Chaque camp a eu un an pour se rendre compte de ses faiblesses et de ses limites. Continuer à demander le maintien du statu quo unilatéral vécu aujourd’hui est tout aussi imbécile que revendiquer un retour au statu quo ante le 17 mars 2009, autrement dit le retour de Marc Ravalomanana au pouvoir. Tout comme le retour aux Accords de Maputo dans leur état initial me semble irréaliste. Comme l'est l’utopie nourrie depuis plus d’un an par les zanak’i Dada, qui rêvent d’un sursaut populaire ou militaire, ou encore d’une action  de la communauté internationale pour bouter les auteurs de coups d’Etat sur la touche.

 

Comme j’avais déjà eu l’occasion de l’écrire à plusieurs reprises, les gens ne viendront à la table de négociations avec sincérité, que si et seulement s’ils sont convaincus qu’ils n’ont plus de marge pour marchander. Tant qu’ils penseront qu’ils ont encore le temps, les atouts et les moyens de se faire désirer, aucune médiation ne réussira.
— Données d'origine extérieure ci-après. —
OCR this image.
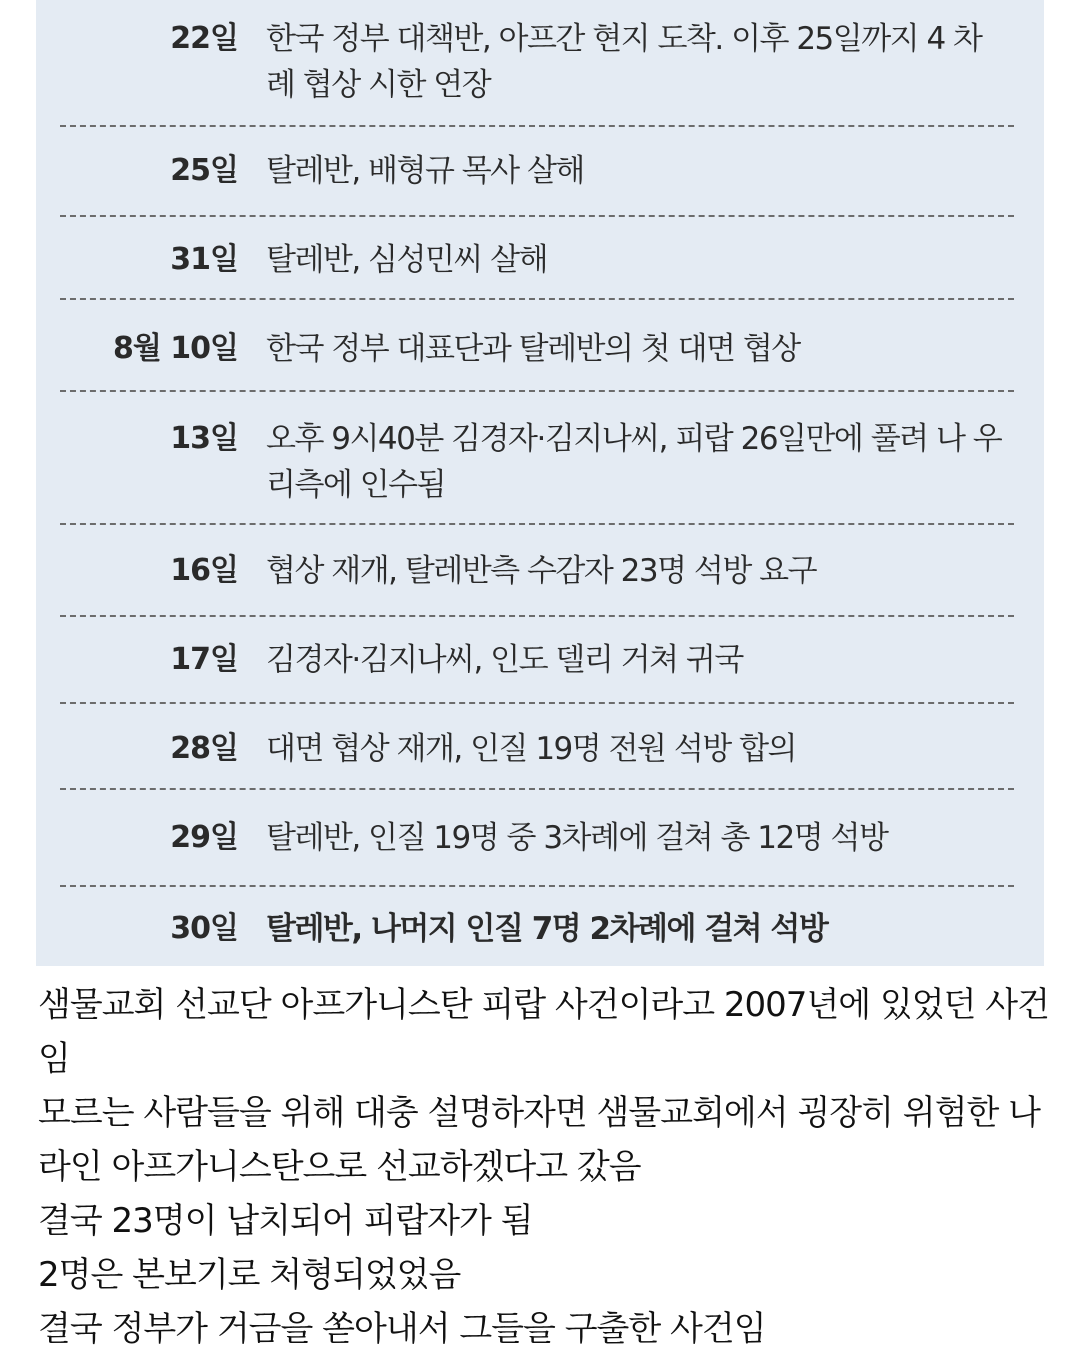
22일 한국 정부 대책반, 아프간 현지 도착. 이후 25일까지 4 차례 협상 시한 연장
25일 탈레반, 배형규 목사 살해
31일 탈레반, 심성민씨 살해
8월 10일 한국 정부 대표단과 탈레반의 첫 대면 협상
13일 오후 9시40분 김경자·김지나씨, 피랍 26일만에 풀려 나 우리측에 인수됨
16일 협상 재개, 탈레반측 수감자 23명 석방 요구
17일 김경자·김지나씨, 인도 델리 거쳐 귀국
28일 대면 협상 재개, 인질 19명 전원 석방 합의
29일 탈레반, 인질 19명 중 3차례에 걸쳐 총 12명 석방
30일 탈레반, 나머지 인질 7명 2차례에 걸쳐 석방
샘물교회 선교단 아프가니스탄 피랍 사건이라고 2007년에 있었던 사건임
모르는 사람들을 위해 대충 설명하자면 샘물교회에서 굉장히 위험한 나라인 아프가니스탄으로 선교하겠다고 갔음
결국 23명이 납치되어 피랍자가 됨
2명은 본보기로 처형되었었음
결국 정부가 거금을 쏟아내서 그들을 구출한 사건임
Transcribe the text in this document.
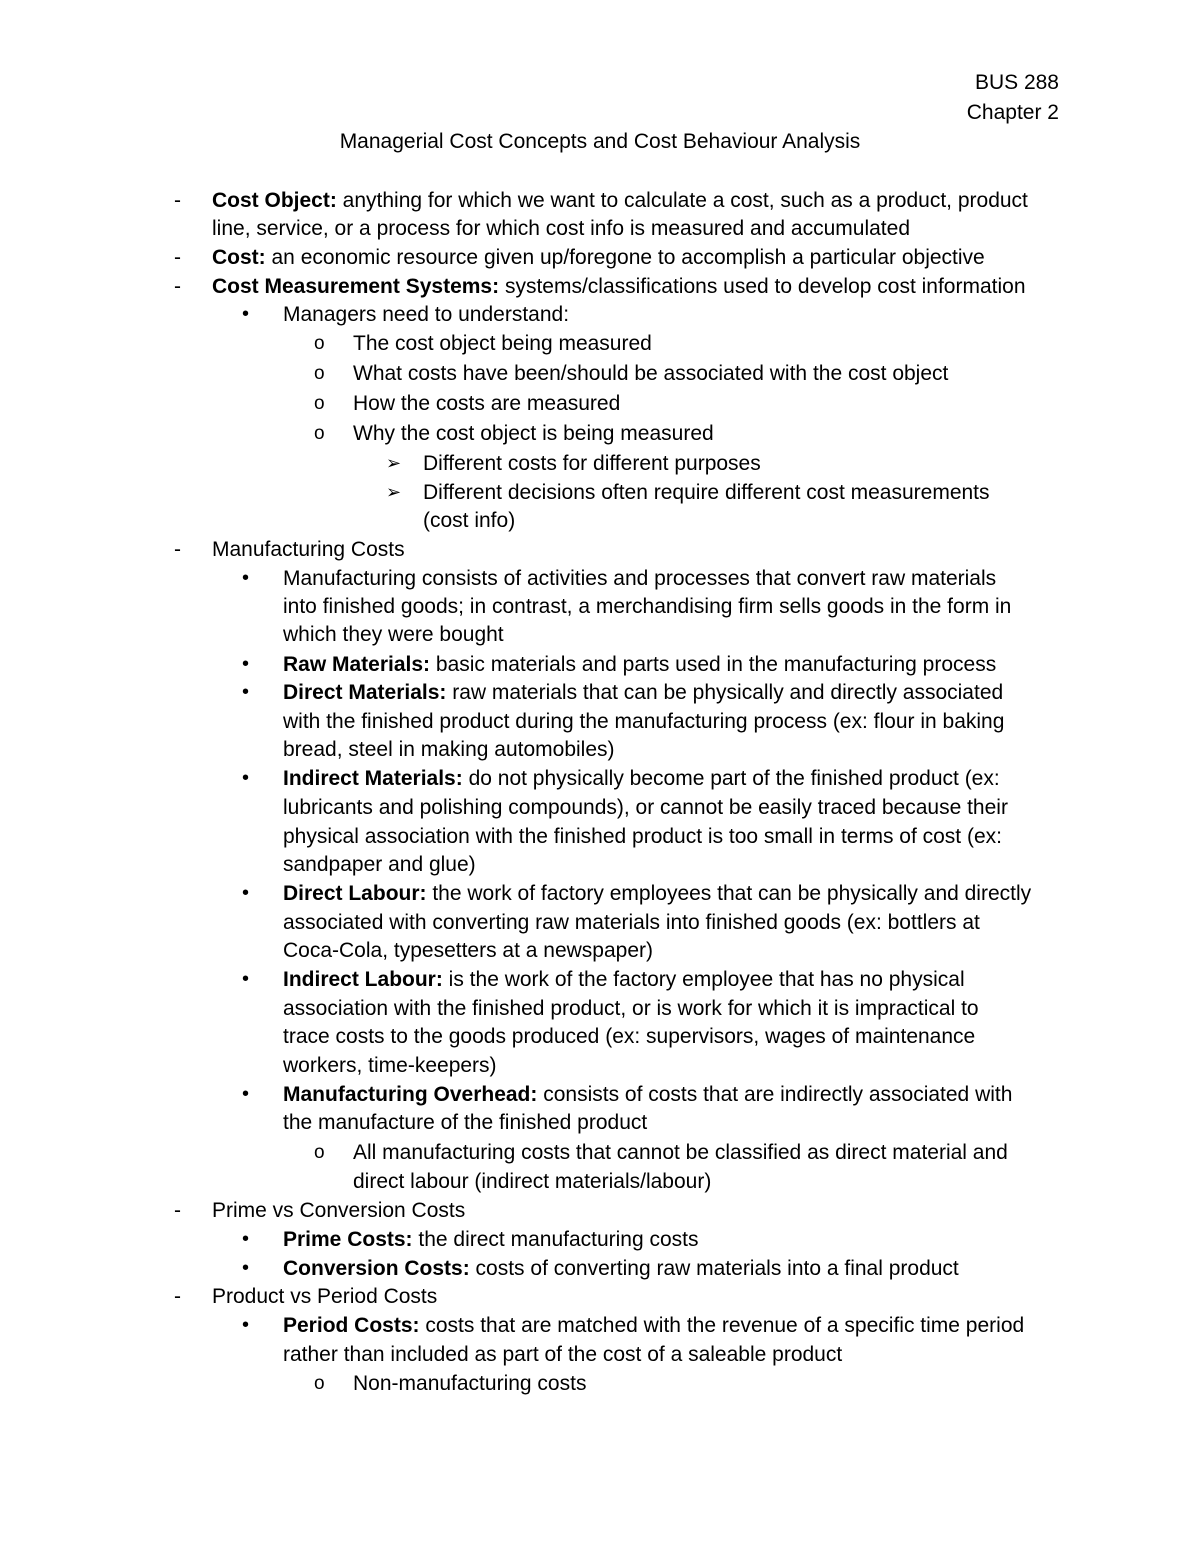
BUS 288
Chapter 2
Managerial Cost Concepts and Cost Behaviour Analysis
- Cost Object: anything for which we want to calculate a cost, such as a product, product
line, service, or a process for which cost info is measured and accumulated
- Cost: an economic resource given up/foregone to accomplish a particular objective
- Cost Measurement Systems: systems/classifications used to develop cost information
• Managers need to understand:
o The cost object being measured
o What costs have been/should be associated with the cost object
o How the costs are measured
o Why the cost object is being measured
➢ Different costs for different purposes
➢ Different decisions often require different cost measurements
(cost info)
- Manufacturing Costs
• Manufacturing consists of activities and processes that convert raw materials
into finished goods; in contrast, a merchandising firm sells goods in the form in
which they were bought
• Raw Materials: basic materials and parts used in the manufacturing process
• Direct Materials: raw materials that can be physically and directly associated
with the finished product during the manufacturing process (ex: flour in baking
bread, steel in making automobiles)
• Indirect Materials: do not physically become part of the finished product (ex:
lubricants and polishing compounds), or cannot be easily traced because their
physical association with the finished product is too small in terms of cost (ex:
sandpaper and glue)
• Direct Labour: the work of factory employees that can be physically and directly
associated with converting raw materials into finished goods (ex: bottlers at
Coca-Cola, typesetters at a newspaper)
• Indirect Labour: is the work of the factory employee that has no physical
association with the finished product, or is work for which it is impractical to
trace costs to the goods produced (ex: supervisors, wages of maintenance
workers, time-keepers)
• Manufacturing Overhead: consists of costs that are indirectly associated with
the manufacture of the finished product
o All manufacturing costs that cannot be classified as direct material and
direct labour (indirect materials/labour)
- Prime vs Conversion Costs
• Prime Costs: the direct manufacturing costs
• Conversion Costs: costs of converting raw materials into a final product
- Product vs Period Costs
• Period Costs: costs that are matched with the revenue of a specific time period
rather than included as part of the cost of a saleable product
o Non-manufacturing costs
Heureusement, actuellement la HAT est au bout du rouleau, et montre que les seules choses qu’elle maitrise dans ce pays sont les emprisonnements d’opposants et les interdictions de réunion publiques. L’économie et les finances sont à sec, et malgré les discours rassurants officiels, de plus en plus de fonctionnaires ne sont pas payés depuis des mois. Pour le moment il s’agit des hautes sphères (membres et cadres de la HAT, et semble-t-il chefs de région), mais si ça continue ça ira bientôt jusqu’au bas de l’échelle. D’un autre coté, la participation aux manifestations du Magros se réduit comme une peau de chagrin, et l’opposition commence sérieusement à perdre de sa force. Le temps est alors peut être venu de discuter sérieusement. Ce n’est pas trop tôt.

 

Mais l’expérience montre également depuis Maputo qu’Andry Rajoelina est versatile dans ses engagements, surtout à cause de ses (très mauvaises) fréquentations à moustache et à barbe. Attendons donc avant de nous réjouir.